Dean gave him a look. "I mean, sure...most people there speak English, anyway."
Lepochim coughed. "True, true. That's right. Great. We'll send you off to Somalia."
Dean quickly shook his head and began to protest. "But they speak--"
Lepochim gave him a chilling smile. "That's where you're going to establish your city-seed and spineroot defense. No buts. Ideally, you'll expand out to encompass nearby states. Somalia, being the first nation to accept the Dragon's offer, will get special treatment as the African region's new base of operations."
Dean couldn't believe what he was hearing. COTD was sending him into Somalia? He'd never been to Africa in his life, nor had he ever taken serious responsibility for anything. They were going to have him go into a foreign country--one that most called a failed state--and create a new city-state?
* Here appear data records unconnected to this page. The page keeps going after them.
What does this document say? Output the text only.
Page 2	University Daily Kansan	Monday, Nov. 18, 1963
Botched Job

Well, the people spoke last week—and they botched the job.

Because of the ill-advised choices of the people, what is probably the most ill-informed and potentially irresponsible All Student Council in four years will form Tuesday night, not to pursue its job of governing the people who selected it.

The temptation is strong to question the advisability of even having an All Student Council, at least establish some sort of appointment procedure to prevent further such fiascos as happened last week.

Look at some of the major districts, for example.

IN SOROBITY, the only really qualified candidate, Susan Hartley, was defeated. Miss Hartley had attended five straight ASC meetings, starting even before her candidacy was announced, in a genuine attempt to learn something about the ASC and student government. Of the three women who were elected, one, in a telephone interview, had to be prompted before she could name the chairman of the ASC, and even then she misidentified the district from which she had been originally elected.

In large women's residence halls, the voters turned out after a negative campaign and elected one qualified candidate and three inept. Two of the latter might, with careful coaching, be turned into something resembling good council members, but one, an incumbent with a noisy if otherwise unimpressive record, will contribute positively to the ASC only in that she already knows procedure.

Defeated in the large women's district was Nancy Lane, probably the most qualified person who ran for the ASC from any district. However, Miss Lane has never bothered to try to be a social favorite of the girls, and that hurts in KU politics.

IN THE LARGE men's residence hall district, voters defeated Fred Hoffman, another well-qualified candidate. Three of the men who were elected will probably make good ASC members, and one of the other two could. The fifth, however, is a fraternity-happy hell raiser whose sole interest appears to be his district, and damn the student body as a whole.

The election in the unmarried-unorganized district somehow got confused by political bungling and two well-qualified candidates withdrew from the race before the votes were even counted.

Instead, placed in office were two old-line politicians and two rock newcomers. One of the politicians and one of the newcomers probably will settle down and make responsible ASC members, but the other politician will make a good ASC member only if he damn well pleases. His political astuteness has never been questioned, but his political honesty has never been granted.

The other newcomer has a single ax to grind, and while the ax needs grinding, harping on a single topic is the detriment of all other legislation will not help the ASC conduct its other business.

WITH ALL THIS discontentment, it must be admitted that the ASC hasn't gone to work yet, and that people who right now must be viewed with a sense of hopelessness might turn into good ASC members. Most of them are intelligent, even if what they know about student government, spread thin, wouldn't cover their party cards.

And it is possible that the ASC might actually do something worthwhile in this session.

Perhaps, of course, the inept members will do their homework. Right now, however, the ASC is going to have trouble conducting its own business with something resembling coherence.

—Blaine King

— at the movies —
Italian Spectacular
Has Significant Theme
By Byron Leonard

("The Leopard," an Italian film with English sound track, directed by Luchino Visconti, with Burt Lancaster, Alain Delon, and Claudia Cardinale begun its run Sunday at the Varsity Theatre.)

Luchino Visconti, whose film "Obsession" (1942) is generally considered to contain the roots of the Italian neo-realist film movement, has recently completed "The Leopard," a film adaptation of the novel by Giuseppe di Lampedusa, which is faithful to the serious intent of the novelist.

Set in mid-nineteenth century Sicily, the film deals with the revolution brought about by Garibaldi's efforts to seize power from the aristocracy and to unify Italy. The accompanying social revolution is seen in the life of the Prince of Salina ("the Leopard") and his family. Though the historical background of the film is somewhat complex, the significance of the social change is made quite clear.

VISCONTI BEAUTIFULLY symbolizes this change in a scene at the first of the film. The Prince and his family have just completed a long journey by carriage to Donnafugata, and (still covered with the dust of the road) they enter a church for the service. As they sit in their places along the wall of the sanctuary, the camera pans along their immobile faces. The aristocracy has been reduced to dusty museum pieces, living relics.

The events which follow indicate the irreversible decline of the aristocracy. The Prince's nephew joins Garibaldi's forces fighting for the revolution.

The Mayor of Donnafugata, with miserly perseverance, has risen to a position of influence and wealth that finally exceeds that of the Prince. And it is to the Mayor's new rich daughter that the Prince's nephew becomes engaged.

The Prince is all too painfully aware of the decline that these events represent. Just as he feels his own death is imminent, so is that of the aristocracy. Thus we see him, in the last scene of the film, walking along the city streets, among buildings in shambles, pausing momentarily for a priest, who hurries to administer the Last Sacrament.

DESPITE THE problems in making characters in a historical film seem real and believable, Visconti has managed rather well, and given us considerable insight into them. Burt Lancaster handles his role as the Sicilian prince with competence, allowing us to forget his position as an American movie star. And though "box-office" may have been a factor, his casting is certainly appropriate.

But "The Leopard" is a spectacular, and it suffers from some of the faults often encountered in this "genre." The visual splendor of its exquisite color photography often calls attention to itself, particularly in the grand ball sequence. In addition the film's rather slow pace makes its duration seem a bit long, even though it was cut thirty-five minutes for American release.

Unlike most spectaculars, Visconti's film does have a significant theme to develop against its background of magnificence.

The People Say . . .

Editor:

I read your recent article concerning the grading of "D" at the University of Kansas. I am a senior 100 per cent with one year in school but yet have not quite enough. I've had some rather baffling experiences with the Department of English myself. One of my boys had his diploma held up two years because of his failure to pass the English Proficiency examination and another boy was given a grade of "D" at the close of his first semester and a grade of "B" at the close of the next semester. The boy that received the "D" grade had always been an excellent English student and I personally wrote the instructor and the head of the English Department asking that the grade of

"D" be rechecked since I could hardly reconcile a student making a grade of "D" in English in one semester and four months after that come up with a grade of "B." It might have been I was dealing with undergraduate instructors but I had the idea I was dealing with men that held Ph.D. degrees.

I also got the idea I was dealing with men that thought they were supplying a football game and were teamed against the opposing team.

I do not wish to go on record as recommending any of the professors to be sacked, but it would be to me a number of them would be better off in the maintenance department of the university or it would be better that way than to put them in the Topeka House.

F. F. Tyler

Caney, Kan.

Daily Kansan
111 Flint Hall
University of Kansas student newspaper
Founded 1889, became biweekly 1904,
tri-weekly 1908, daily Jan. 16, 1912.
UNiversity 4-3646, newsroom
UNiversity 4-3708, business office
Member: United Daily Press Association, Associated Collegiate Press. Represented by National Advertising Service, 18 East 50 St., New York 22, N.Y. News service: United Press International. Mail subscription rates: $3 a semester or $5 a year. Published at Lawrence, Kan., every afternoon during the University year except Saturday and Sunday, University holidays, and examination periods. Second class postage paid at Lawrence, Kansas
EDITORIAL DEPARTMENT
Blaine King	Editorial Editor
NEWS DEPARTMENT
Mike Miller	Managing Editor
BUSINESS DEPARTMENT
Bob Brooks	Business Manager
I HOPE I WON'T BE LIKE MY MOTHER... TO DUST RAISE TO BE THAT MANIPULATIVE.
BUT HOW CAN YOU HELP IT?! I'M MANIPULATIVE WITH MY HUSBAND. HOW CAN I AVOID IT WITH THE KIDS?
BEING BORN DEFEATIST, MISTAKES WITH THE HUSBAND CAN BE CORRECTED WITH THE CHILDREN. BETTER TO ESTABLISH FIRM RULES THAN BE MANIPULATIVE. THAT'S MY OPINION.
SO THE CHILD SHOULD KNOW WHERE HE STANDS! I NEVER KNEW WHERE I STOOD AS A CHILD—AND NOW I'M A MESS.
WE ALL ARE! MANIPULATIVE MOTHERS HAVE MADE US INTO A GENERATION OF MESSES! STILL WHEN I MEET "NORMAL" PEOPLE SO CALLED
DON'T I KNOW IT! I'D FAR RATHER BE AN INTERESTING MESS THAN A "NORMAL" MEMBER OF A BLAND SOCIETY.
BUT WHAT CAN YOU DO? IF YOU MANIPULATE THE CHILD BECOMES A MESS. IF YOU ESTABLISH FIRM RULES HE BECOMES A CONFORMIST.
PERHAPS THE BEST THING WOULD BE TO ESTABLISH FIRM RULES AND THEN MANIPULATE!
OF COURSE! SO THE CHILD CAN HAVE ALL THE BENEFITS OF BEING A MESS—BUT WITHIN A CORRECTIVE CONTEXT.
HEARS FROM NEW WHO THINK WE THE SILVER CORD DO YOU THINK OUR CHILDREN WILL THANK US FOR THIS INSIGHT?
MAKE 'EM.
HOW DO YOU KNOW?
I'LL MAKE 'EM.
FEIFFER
"This sounds like the worst idea I've ever heard," Dean blurted out.
"It'll be fine," Lepochim chided him. "As a reward for assuming the role of an ambassador, you get to name the city."
Dean felt sick, like someone was telling him that he was going to have to take a test for a class he hadn't taken. This servant of the Dragon was clearly set in his decision, leaving Dean helpless to his fate.
"I'm only eighteen," he protested weakly.
This seemed to give Lepochim pause. He looked at the young man before him in a new light. Sighing, Lepochim spoke once more, though now his voice had a resigned quality to it. "Be that as it may, you're going to Somalia. However, you're allowed to take twenty people with you and as many quasi-sapients as will follow your lead."
Dean swallowed. That did make him feel a bit better. "Okay."
Lepochim gave him a thin-lipped smile. "Dismissed."